We are seeing a similar pattern in tablets with the introduction of so many new products. To most people, a Kindle is a tablet or a slate computer. The Apple iPad is also a tablet, although it is very different from the Kindle. HP also announced a new notebook at CES with a swivel hinge and a touchscreen that is categorised as a tablet PC.
From my perspective, it is more useful to look at how people use the devices rather than the technology inside. One of the interesting recent trends in tablets is that many of them are purpose-built rather than general purpose.
By purpose-built I mean form follows function. An E-book like the Kindle is a great example. The device is built around the display, chosen because it provides a very readable black and white experience, great battery life and an affordable price.
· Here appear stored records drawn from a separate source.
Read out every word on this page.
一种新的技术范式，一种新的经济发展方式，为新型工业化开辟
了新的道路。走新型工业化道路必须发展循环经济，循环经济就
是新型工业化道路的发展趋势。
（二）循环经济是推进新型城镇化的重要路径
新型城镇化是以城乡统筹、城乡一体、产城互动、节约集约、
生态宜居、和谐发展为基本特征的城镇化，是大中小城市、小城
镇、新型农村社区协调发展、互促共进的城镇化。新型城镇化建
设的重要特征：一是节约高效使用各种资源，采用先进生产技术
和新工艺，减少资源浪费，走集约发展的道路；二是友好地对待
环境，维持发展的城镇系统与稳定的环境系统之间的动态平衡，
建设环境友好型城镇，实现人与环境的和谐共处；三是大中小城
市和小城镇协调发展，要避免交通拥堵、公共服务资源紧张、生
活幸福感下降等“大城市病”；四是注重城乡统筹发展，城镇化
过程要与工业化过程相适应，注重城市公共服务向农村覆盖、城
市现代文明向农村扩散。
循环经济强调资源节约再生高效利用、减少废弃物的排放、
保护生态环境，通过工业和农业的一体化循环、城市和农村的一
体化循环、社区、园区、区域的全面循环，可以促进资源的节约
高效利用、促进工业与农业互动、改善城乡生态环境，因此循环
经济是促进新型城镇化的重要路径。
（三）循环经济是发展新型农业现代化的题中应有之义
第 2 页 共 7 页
For me, the purpose-built form is one that allows people to access information and input data while walking or standing.
I call this point of service computing. I believe this trend continues with the launch of the Apple iPad. It is optimised for content consumption – watching videos, reading digital magazines (with lots of pictures, etc.). Regardless, the buzz in the tablet market is interesting and I’m excited with Apple’s launch. While different from my company’s industrial, rugged purposed-built devices, it will be interesting to see how consumers adopt the new device.